Sharing my secrets — including that I was desperately struggling with binge-eating — with a select supportive few people in my life helped me edge further away from the black and white, all or nothing thinking that I am so prone to. It helped me recognize from whom I could get the most support and understand that it doesn’t have to be either/or. I didn’t have to hide everything from everyone. Nor did I have to share everything with everyone. Setting healthy boundaries was difficult for me to learn. In the beginning, I either let someone in completely or held them at arm’s length.

I want to encourage all my readers to find someone (maybe a counselor to start) to share your secrets with. Counselors are ethically responsible to maintain confidentiality (with a few important limitations aimed to keep you and others physically safe). The great thing about sharing a secret with a counselor is that it’s no longer something that no one on the planet but you knows about. Counselors can also help you identify areas where you struggle to set boundaries with people. As counterintuitive as it seems, setting boundaries goes a long way towards increasing the intimacy and closeness of relationships.

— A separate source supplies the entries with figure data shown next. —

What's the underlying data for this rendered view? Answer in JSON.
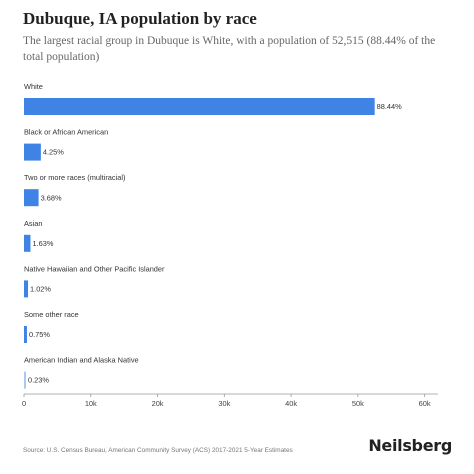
{
  "chart_data": {
    "type": "bar",
    "orientation": "horizontal",
    "title": "Dubuque, IA population by race",
    "subtitle": "The largest racial group in Dubuque is White, with a population of 52,515 (88.44% of the total population)",
    "categories": [
      "White",
      "Black or African American",
      "Two or more races (multiracial)",
      "Asian",
      "Native Hawaiian and Other Pacific Islander",
      "Some other race",
      "American Indian and Alaska Native"
    ],
    "values": [
      52515,
      2524,
      2185,
      968,
      606,
      445,
      137
    ],
    "value_labels": [
      "88.44%",
      "4.25%",
      "3.68%",
      "1.63%",
      "1.02%",
      "0.75%",
      "0.23%"
    ],
    "bar_colors": [
      "#3f84e5",
      "#3f84e5",
      "#3f84e5",
      "#3f84e5",
      "#3f84e5",
      "#3f84e5",
      "#a9c8f2"
    ],
    "xlim": [
      0,
      62000
    ],
    "xticks": [
      0,
      10000,
      20000,
      30000,
      40000,
      50000,
      60000
    ],
    "xtick_labels": [
      "0",
      "10k",
      "20k",
      "30k",
      "40k",
      "50k",
      "60k"
    ],
    "grid": false,
    "legend": "none"
  },
  "footer": {
    "source": "Source: U.S. Census Bureau, American Community Survey (ACS) 2017-2021 5-Year Estimates",
    "brand": "Neilsberg"
  }
}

Just some food for thought today.




4 thoughts on “Keeping Secrets vs. Setting Boundaries

  1. Lucia says:

    I love this post! 🙂
    I only started being being open with a counselor in high school, and it has done so much good for me. At this point in time, I am starting to let friends see my more vulnerable side, although it is not easy and I’m taking it slowly. I don’t tend to “spill” and tell anyone everything, but bits and pieces here and there where it feels relevant and helpful is really good for me.
    As a beginning counseling psychology student, it’s interesting for me to see the boundaries various counselors I work with (as a client, student, or observer) set for themselves. Personal disclosure on the part of the counselor is such a sticky topic, it seems like. Have you ever written a post on this, or would you? I’ve only just found someone who sets an example that I might like to follow.
    Anyway, thank you for this post! The difference between keeping secrets and setting boundaries is so important to understand.

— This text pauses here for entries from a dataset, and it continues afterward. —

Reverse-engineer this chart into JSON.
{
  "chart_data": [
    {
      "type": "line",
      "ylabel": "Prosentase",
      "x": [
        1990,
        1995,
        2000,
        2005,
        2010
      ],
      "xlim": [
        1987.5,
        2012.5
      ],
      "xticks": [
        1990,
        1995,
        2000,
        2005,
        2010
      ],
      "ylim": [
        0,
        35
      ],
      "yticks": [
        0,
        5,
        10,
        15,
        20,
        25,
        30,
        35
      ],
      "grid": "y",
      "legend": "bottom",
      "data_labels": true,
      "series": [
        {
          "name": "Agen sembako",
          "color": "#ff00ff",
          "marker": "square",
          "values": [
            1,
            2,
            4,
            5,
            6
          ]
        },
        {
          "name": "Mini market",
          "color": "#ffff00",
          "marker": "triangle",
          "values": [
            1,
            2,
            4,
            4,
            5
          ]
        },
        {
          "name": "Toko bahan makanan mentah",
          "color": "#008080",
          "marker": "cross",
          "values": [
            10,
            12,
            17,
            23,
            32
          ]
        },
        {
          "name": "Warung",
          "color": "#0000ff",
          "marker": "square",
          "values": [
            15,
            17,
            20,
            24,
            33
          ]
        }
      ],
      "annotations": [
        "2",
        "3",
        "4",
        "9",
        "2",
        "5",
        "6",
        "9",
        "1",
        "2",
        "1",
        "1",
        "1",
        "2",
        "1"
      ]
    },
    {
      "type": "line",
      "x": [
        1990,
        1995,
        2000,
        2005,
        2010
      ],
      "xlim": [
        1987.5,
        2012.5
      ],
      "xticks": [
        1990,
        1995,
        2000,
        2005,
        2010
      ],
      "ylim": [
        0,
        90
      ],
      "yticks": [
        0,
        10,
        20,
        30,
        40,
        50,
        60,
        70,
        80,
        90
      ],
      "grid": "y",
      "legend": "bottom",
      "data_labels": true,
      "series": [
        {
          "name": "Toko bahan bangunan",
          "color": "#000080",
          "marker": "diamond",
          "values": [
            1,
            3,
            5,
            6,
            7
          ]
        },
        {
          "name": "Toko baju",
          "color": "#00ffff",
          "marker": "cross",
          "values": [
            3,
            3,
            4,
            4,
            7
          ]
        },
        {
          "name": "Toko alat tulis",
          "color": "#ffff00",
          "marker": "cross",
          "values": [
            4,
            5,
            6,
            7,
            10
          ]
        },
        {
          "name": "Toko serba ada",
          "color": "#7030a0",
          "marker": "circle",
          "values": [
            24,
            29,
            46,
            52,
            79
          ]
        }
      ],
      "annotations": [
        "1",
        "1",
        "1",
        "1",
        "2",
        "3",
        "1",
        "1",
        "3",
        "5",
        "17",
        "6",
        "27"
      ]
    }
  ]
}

    • getoutofbedonedayatatime says:

      Thanks for your feedback on this post! I probably won’t write a blog post on counselor disclosure here, but I’m happy to tell you my thoughts on it — it’s another boundary I’ve had to “play with”. When I first graduated I was very careful to not reveal anything about myself to the client but that seemed to hinder more than it helped the therapeutic relationship. Then, for a while, I felt like I was looking for opportunities to share something about myself and that seemed too robotic. Now I think I have a sense of when it’s best to say something personal and when it’s not. The whole process has reaffirmed that statement that “counseling is more an art than a science”. It really is! My rule when I feel like I want to disclose something, as you probably already know, is to pause and ask myself “is this for the benefit of the client or for my own benefit?” (e.g., for my own need to vent or whatever). There are also some things that I readily tell clients…like the fact that I’ve overcome binge-eating disorder. Interestingly, I don’t always tell clients that I wrote a book about it! I guess I don’t wanna come across as saying, “Buy my book!” I do keep copies of my book in my office and loan them out to clients, though. 🙂 Again…it’s an art not a science. You’ll find your way through trial and error. Thankfully, most clients are forgiving when you realize you’ve gone off track and apologize for blabbing about yourself (been there, done that). Best wishes in your studies!

  2. Suzanne Smith says:

    I so needed to read this. Part of my struggle with BED is unhealthy boundaries. I have been struggling with the line between boundaries and secrets for a long time and especially now I have been struggling with setting healthy new boundaries in my job and with my family. Therapy has helped and so has OA but its nice to have it reaffirmed.